Andacht vom 15.08.2007:
Von den Schwierigen
Wie kannst du zu deinem Bruder oder deiner Schwester sagen: ,Komm her, ich will dir den Splitter aus dem Auge ziehen', wenn du selbst einen ganzen Balken im Auge hast? Matthäus 7,4 (Gute Nachricht Bibel)
Wer ist nun schwierig: Miriam, die eine etwas extreme Frisur trägt oder ihre unablässig reglementierende Mutter, die ständig für Zoff sorgt? Wer ist schwierig: ich oder der andere? Was uns vielleicht an anderen stört, ist möglicherweise auch unsere Schwachstelle. Ist uns schon einmal aufgefallen, dass wir an anderen meist das kritisieren, womit wir selber Probleme haben?
Das Verhalten von Bruder S. oder Nachbar B. regt mich schon lange auf. Immer wieder erneut lege ich mir die Worte zurecht, um ihm bei passender Gelegenheit einmal richtig die Meinung zu sagen. Was passiert dabei in unserer Seele? Lieblose Gedanken wachsen wie Unkraut und gefährden unseren inneren Frieden und die Beziehung zu Gott.
Um uns davor zu bewahren, machte Jesus mehrere Vorschläge: "Zieh doch zuerst den Balken aus deinem eigenen Auge!" (Mt 7,5 GNB) Und wenn es tatsächlich am anderen liegt: "Liebet eure Feinde und betet für alle, die euch verfolgen." (Mt 5,44 GNB) Wenn ich anfange, für jemanden zu beten, der mir auf die Nerven geht, ist mir ein wichtiger Schritt geglückt. Das verändert nämlich mich.

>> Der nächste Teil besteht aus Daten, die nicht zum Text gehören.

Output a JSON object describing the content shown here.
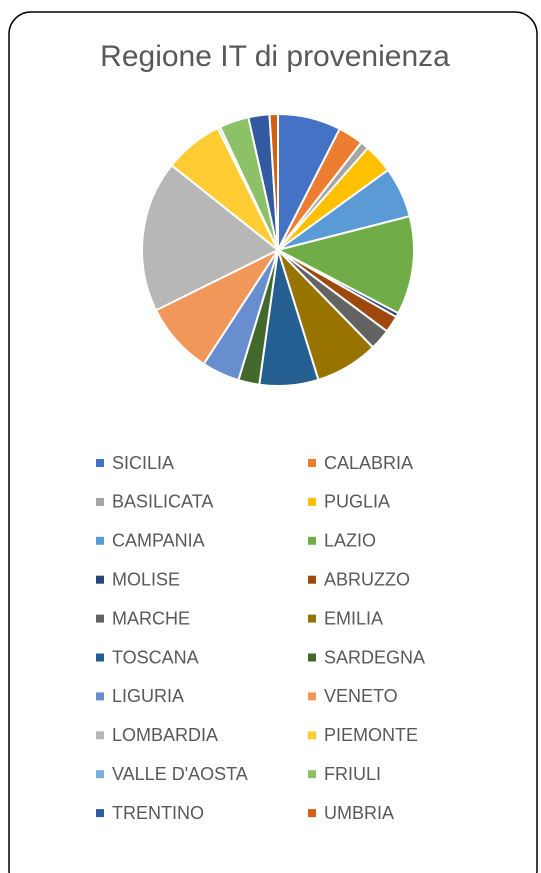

Sehr oft will Gott "schwierige" Menschen auch als Schleifsteine gebrauchen. So erging es Anne. Während ihrer Ausbildung besaß sie eine kleine abgeschlossene Wohnung im Hause von Frau K. Obwohl Anne bereits 20 Jahre alt war, behielt es sich Frau K. vor, in ihrer Abwesenheit Kontrollgänge durchzuführen: Ist das Bett gemacht, wurde das Geschirr aufgewaschen? Ist der Mülleimer gelehrt? Eigentlich eine Unverschämtheit, und Anne hat über dieses Verhalten keinesfalls jubiliert. Rückblickend konnte sie dafür aber danken. Frau K. hat ihr geholfen, fürs Leben zu lernen.
So genannte schwierige Menschen sind ein Gradmesser unserer Liebe. Es ist kein Kunststück, mit pflegeleichten Leuten auszukommen (siehe V. 47). Jesus erinnert auch uns in der Bergpredigt: Gott "lässt seine Sonne scheinen auf böse Menschen wie auf gute und er lässt es regnen auf alle, ob sie ihn ehren oder verachten" (V. 45 GNB).
Verabschieden wir uns von der Illusion, schwierige Menschen ändern zu wollen. Beten wir lieber: "Herr, gibt mir die Fähigkeit, alle Menschen anzunehmen, wie sie sind." Vielleicht ist das ja gerade heute dringend nötig und würde uns und ihnen gut tun.
Wilfried Krause
Quelle: Andachtsbuch des Advent-Verlags Lüneburg - mit freundlicher Genehmigung.